The percentage of connective tissue in flesh depends upon the cut of the meat. As every housewife knows, the cheapest cuts of meat contain a larger amount of this material.
The gelatin of commerce is a manufactured product derived from the connective tissue of animals.
Other forms of protein are globulin and myosin, which form the actual muscle-substance. These elements form perhaps three-fourths of the entire proteid of the animal, and are the most valuable substances of flesh food. A very small portion of meat proteids is formed by the free albumins of the blood, which are mechanically retained in the muscle-cells, the purpose of which is the nourishment of the animal, and therefore are not unwholesome as food.

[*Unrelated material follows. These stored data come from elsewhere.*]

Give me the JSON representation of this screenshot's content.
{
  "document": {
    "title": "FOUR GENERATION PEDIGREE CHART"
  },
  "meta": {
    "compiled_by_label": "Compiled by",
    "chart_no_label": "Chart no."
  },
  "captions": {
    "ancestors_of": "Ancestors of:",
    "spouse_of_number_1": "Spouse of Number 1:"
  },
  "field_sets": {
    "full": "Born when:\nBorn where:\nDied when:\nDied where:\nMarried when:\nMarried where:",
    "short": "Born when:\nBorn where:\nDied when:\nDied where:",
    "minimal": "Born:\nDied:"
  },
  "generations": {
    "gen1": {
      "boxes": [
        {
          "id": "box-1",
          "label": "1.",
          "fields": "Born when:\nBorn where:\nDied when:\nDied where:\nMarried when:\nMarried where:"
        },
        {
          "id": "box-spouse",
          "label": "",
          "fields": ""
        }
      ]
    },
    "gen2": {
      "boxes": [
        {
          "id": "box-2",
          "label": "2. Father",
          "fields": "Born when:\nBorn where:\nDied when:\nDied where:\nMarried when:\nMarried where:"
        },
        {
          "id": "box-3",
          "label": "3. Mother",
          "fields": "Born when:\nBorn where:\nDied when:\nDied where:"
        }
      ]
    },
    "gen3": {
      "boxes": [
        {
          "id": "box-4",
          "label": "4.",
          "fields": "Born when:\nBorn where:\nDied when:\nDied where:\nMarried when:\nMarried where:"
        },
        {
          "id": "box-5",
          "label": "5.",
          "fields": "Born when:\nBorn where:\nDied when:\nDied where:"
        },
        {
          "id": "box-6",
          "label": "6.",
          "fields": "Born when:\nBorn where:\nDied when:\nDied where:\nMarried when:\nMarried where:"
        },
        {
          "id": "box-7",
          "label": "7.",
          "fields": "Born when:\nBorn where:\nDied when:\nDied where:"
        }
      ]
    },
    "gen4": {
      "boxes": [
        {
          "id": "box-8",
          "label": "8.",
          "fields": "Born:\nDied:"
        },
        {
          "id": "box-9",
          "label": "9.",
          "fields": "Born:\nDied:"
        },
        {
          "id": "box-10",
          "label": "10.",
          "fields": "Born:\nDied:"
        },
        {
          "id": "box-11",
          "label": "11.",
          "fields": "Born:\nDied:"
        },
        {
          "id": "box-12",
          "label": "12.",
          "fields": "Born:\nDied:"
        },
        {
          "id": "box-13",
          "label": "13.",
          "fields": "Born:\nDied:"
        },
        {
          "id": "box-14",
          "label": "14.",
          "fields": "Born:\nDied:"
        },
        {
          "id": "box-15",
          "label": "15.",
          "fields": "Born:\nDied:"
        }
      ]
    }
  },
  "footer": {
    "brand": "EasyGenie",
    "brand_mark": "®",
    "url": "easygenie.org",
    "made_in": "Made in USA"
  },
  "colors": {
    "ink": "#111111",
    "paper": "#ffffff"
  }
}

Another class of nitrogenous substances found in flesh foods is called meat extractives. Though they exist only in quantities of from one to two per cent of the weight of the flesh, they are the most interesting from the standpoint of chemistry, because they are found only in flesh foods, and are products only of cell life, hence not wholesome as food. They are composed of urea, uric acid, creatin, etc., and are similar or identical to the waste-products of human cell metabolism. The amount of these substances contained in flesh depends upon the condition of the animal at the time of slaughter, being much greater in animals slain after the chase, or laboring under fear or abuse.
The chemical composition of the different cuts of meat does not vary greatly, except in a greater or less per cent of fat, and no chemical calculation can compute this accurately, as the fat in every cut of meat varies widely.
Beef and mutton are comparatively the same in both nutritive value and popularity, but the use of pork has been generally condemned the world over. The reason for this is probably explained by prejudices of tradition and religion, rather than by scientific or hygienic knowledge. The prejudice against swine because of the filthy habits of the animal is more a matter of sentiment than of science. It is sometimes the custom among farmers to confine hogs in a pen, and to feed them upon swill and garbage. This makes of the animal a filthy creature. However, when left in the open fields or woods, they are as cleanly in their habits as any of their brother animals. Corn and alfalfa-fed pork is equally as wholesome as beef or mutton, when prepared in a similar manner, and eaten in temperate quantities, while the hog fattened upon acorns and herbs, in his native habitat (the woods), is much more healthy, and his flesh really superior to most of his brother animals.